There is no doubt that the extension of the public sector rules to the private sector would be highly testing. There is significant evidence that the public sector rules and the means of deploying them by way of an online tool (CEST) are unsatisfactory. ARC had challenged various aspects earlier this year, and there is an argument for saying that both the rules and the means of deployment are incompatible with historical business tax law.
ARC believes that the consultation should consider the broader aspect of the application of the availability of tax reliefs to businesses in order to take a rounder approach more suitable to the future needs of our economy. This will require a wholesale review with joined up thinking on the principles rather than one simply driven by the Treasury under the heading of addressing tax avoidance. The starting point is that businesses per se are entitled to tax reliefs, so in what circumstances should they be disentitled. The practical effect of the IR35 public sector rules is to disentitle business from reliefs.
As regards the review of employment in the context of modern working practices, again ARC welcomes this and notes that this announcement very closely follows a report from two Commons Select Committees on this area published on 20 November. That report suggests amongst other things that an individual in business on his or her own account is one who is neither an employee nor a worker. ARC believes this is the wrong test and will be promoting the proposition that a business should be determined on proper business tests, not on an alleged employment status.

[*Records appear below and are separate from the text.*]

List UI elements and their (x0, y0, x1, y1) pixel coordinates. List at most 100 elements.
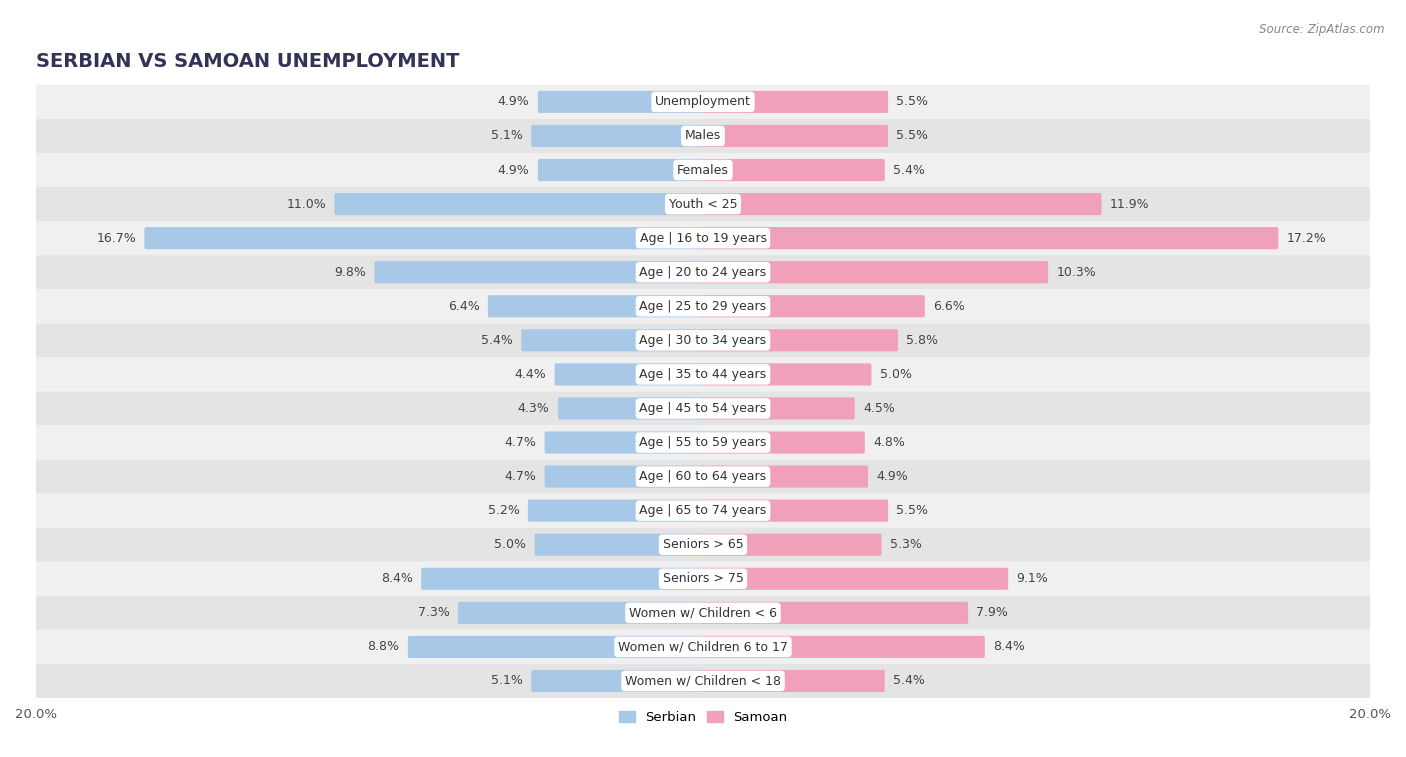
Text: 5.5%: 5.5% (897, 95, 928, 108)
FancyBboxPatch shape (458, 602, 704, 624)
Text: 9.1%: 9.1% (1017, 572, 1049, 585)
Text: 5.5%: 5.5% (897, 129, 928, 142)
FancyBboxPatch shape (558, 397, 704, 419)
FancyBboxPatch shape (531, 125, 704, 147)
Text: Unemployment: Unemployment (655, 95, 751, 108)
Text: 4.7%: 4.7% (505, 436, 536, 449)
FancyBboxPatch shape (538, 159, 704, 181)
Text: Women w/ Children 6 to 17: Women w/ Children 6 to 17 (619, 640, 787, 653)
Text: 7.9%: 7.9% (977, 606, 1008, 619)
FancyBboxPatch shape (335, 193, 704, 215)
Text: 5.3%: 5.3% (890, 538, 922, 551)
Text: 8.4%: 8.4% (381, 572, 413, 585)
FancyBboxPatch shape (527, 500, 704, 522)
FancyBboxPatch shape (702, 670, 884, 692)
FancyBboxPatch shape (37, 391, 1369, 425)
FancyBboxPatch shape (702, 500, 889, 522)
Text: Women w/ Children < 6: Women w/ Children < 6 (628, 606, 778, 619)
Text: 5.0%: 5.0% (880, 368, 911, 381)
Text: 5.0%: 5.0% (495, 538, 526, 551)
Text: 4.9%: 4.9% (876, 470, 908, 483)
Text: 5.4%: 5.4% (481, 334, 513, 347)
Text: Females: Females (678, 164, 728, 176)
FancyBboxPatch shape (544, 431, 704, 453)
Text: 5.1%: 5.1% (491, 129, 523, 142)
Text: 17.2%: 17.2% (1286, 232, 1326, 245)
Text: Age | 60 to 64 years: Age | 60 to 64 years (640, 470, 766, 483)
FancyBboxPatch shape (488, 295, 704, 317)
FancyBboxPatch shape (37, 459, 1369, 494)
FancyBboxPatch shape (702, 397, 855, 419)
FancyBboxPatch shape (37, 221, 1369, 255)
Text: 4.4%: 4.4% (515, 368, 547, 381)
Text: 7.3%: 7.3% (418, 606, 450, 619)
FancyBboxPatch shape (702, 568, 1008, 590)
FancyBboxPatch shape (37, 289, 1369, 323)
Text: 4.9%: 4.9% (498, 95, 530, 108)
FancyBboxPatch shape (37, 187, 1369, 221)
FancyBboxPatch shape (37, 425, 1369, 459)
FancyBboxPatch shape (37, 85, 1369, 119)
Text: 11.0%: 11.0% (287, 198, 326, 210)
FancyBboxPatch shape (37, 664, 1369, 698)
FancyBboxPatch shape (702, 329, 898, 351)
FancyBboxPatch shape (531, 670, 704, 692)
FancyBboxPatch shape (702, 227, 1278, 249)
FancyBboxPatch shape (702, 431, 865, 453)
Text: Age | 55 to 59 years: Age | 55 to 59 years (640, 436, 766, 449)
Text: Seniors > 65: Seniors > 65 (662, 538, 744, 551)
Text: 5.4%: 5.4% (893, 674, 925, 687)
Text: 4.8%: 4.8% (873, 436, 905, 449)
FancyBboxPatch shape (702, 193, 1101, 215)
FancyBboxPatch shape (702, 295, 925, 317)
Text: Seniors > 75: Seniors > 75 (662, 572, 744, 585)
FancyBboxPatch shape (702, 159, 884, 181)
FancyBboxPatch shape (37, 153, 1369, 187)
Text: Youth < 25: Youth < 25 (669, 198, 737, 210)
FancyBboxPatch shape (37, 357, 1369, 391)
FancyBboxPatch shape (37, 323, 1369, 357)
FancyBboxPatch shape (37, 562, 1369, 596)
FancyBboxPatch shape (554, 363, 704, 385)
FancyBboxPatch shape (544, 466, 704, 488)
Text: Age | 45 to 54 years: Age | 45 to 54 years (640, 402, 766, 415)
Text: 9.8%: 9.8% (335, 266, 366, 279)
Text: Males: Males (685, 129, 721, 142)
Text: 4.3%: 4.3% (517, 402, 550, 415)
FancyBboxPatch shape (422, 568, 704, 590)
Text: 6.4%: 6.4% (447, 300, 479, 313)
Text: 5.5%: 5.5% (897, 504, 928, 517)
Text: 8.8%: 8.8% (367, 640, 399, 653)
Legend: Serbian, Samoan: Serbian, Samoan (613, 706, 793, 729)
Text: 11.9%: 11.9% (1109, 198, 1150, 210)
Text: Age | 30 to 34 years: Age | 30 to 34 years (640, 334, 766, 347)
Text: 4.9%: 4.9% (498, 164, 530, 176)
FancyBboxPatch shape (37, 630, 1369, 664)
FancyBboxPatch shape (37, 255, 1369, 289)
Text: Age | 35 to 44 years: Age | 35 to 44 years (640, 368, 766, 381)
Text: Women w/ Children < 18: Women w/ Children < 18 (626, 674, 780, 687)
Text: Age | 65 to 74 years: Age | 65 to 74 years (640, 504, 766, 517)
FancyBboxPatch shape (702, 125, 889, 147)
FancyBboxPatch shape (522, 329, 704, 351)
FancyBboxPatch shape (534, 534, 704, 556)
Text: 4.7%: 4.7% (505, 470, 536, 483)
FancyBboxPatch shape (538, 91, 704, 113)
FancyBboxPatch shape (37, 596, 1369, 630)
Text: 16.7%: 16.7% (96, 232, 136, 245)
FancyBboxPatch shape (37, 119, 1369, 153)
Text: 5.1%: 5.1% (491, 674, 523, 687)
FancyBboxPatch shape (408, 636, 704, 658)
Text: Age | 25 to 29 years: Age | 25 to 29 years (640, 300, 766, 313)
Text: 6.6%: 6.6% (934, 300, 965, 313)
FancyBboxPatch shape (702, 466, 868, 488)
FancyBboxPatch shape (37, 528, 1369, 562)
Text: SERBIAN VS SAMOAN UNEMPLOYMENT: SERBIAN VS SAMOAN UNEMPLOYMENT (37, 52, 460, 71)
Text: Source: ZipAtlas.com: Source: ZipAtlas.com (1260, 23, 1385, 36)
FancyBboxPatch shape (702, 91, 889, 113)
FancyBboxPatch shape (702, 363, 872, 385)
Text: 5.8%: 5.8% (907, 334, 938, 347)
Text: Age | 20 to 24 years: Age | 20 to 24 years (640, 266, 766, 279)
FancyBboxPatch shape (37, 494, 1369, 528)
FancyBboxPatch shape (702, 636, 984, 658)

Adrian Marlowe, Chairman of ARC said, “These two areas are linked and are critical for the success of the recruitment supply industry which plays a key role in supporting businesses and facilitating flexibility in the UK, itself a key factor in the success of our economy. Despite the clear linkage, neither is being considered in connection with the other, and both propositions should be expanded to consider the role and nature of businesses. ARC invites all who agree that there should be a wider, joined up review into these areas to work with it in campaigning for a full and proper debate. The outcome has the potential to affect productivity and shape the UK’s ability to compete in the context of a highly competitive global environment.